There are tax advantages to hiring a minor child. For example, if the child is age 17 or younger, there are no social security (that is, FICA) taxes. In addition, there is no federal unemployment tax for a child under age 21, but that savings pales in comparison to the FICA savings.

Then you have other options, such as having the child fund an IRA. All IRAs require income subject to social security tax. It doesn’t matter if one is an employee (FICA tax) or is self-employed (self-employment taxes), but social security is the price of admission.

Her children were all under the age of ten. Can you imagine what those IRAs would be worth 50 years from now?

The IRS disagreed with her deducting payroll, and they wound up in Tax Court.

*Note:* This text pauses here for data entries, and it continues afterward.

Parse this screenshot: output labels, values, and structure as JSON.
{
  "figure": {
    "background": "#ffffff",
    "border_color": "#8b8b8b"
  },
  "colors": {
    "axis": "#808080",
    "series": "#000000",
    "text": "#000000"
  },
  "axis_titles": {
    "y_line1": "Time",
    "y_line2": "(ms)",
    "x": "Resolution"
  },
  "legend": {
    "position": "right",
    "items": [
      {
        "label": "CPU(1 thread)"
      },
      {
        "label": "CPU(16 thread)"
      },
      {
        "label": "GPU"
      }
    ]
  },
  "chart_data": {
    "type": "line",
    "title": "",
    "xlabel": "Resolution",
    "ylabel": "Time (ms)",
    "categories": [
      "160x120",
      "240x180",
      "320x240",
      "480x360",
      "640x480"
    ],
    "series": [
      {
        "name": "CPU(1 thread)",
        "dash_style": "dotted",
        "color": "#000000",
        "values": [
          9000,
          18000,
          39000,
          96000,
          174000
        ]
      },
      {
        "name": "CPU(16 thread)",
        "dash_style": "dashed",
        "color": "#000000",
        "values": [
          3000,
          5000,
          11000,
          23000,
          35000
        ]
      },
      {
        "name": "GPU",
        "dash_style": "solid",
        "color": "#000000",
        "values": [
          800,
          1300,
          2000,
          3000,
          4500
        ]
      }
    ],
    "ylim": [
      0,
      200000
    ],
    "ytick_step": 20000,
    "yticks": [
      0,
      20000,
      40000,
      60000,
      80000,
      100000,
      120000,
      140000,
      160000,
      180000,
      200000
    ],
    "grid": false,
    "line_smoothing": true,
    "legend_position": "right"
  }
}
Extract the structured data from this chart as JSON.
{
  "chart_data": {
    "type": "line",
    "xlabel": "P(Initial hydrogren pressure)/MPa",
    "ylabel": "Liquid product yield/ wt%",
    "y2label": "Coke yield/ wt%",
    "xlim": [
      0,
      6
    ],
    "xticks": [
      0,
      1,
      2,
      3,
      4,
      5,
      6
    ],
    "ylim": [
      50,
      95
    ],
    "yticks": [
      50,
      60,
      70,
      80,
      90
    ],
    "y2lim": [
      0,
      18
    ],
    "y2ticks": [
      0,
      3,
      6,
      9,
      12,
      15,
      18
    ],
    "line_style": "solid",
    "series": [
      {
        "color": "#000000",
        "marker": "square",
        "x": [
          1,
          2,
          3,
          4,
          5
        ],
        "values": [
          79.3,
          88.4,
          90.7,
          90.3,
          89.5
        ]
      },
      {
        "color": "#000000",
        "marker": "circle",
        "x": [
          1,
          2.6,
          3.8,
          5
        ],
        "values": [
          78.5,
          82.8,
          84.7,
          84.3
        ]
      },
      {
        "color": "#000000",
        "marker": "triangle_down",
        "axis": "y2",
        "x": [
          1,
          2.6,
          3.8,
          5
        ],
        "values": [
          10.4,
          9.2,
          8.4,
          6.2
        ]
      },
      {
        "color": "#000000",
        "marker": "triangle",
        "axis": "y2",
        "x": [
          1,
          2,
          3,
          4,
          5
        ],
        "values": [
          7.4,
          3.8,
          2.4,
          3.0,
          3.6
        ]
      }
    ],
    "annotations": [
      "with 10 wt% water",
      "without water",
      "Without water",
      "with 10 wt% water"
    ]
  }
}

Your puzzler question is: why?
(1) You: The Court did not believe that the kids really did anything. Maybe she was just trying to deduct their allowances.
Me: The tax law becomes skeptical when related parties are involved, and you cannot get much more related than a mother and her children.  It was heightened in this case as the children were so young. For the most part, though, the Court believed her when she described what the children did.
(2) You: Mom used the money she “paid” the kids for their support – like paying their school tuition, for example.
Me: The tax law disallows a deduction if the money is disguised support, which tax law expects to be provided a dependent child. In this case, the Court saw the children buying books, games and normal kid items; some money also went to Section 529 plans. The Court did not believe that mom was trying to deduct support expenses.
(3) You: She could not provide paperwork to back-up her deductions. What if she paid the kids in cash, for example?
Me: Good job. One reads that the Court wanted to believe her, but she presented no records. She did not provide bank statements showing the kids depositing their paychecks, presumably because the children did not have bank accounts.
She did not provide copies of the Section 529 plans. That was so easy to do that I found the failure odd.
At least she could show the Court a Form W-2.
Mom had not even issued W-2s.
The Court was exasperated.

It allowed her a deduction of $250 per child, as it believed that the kids worked. It could not do more in the absence of any documentation.

And there is the answer to the puzzler.

Too often it is not mind-numbing tax details that trip-up a taxpayer. Sometimes there is just a lapse of common sense.

Like issuing a W-2 if you want the IRS to believe you paid wages to somebody.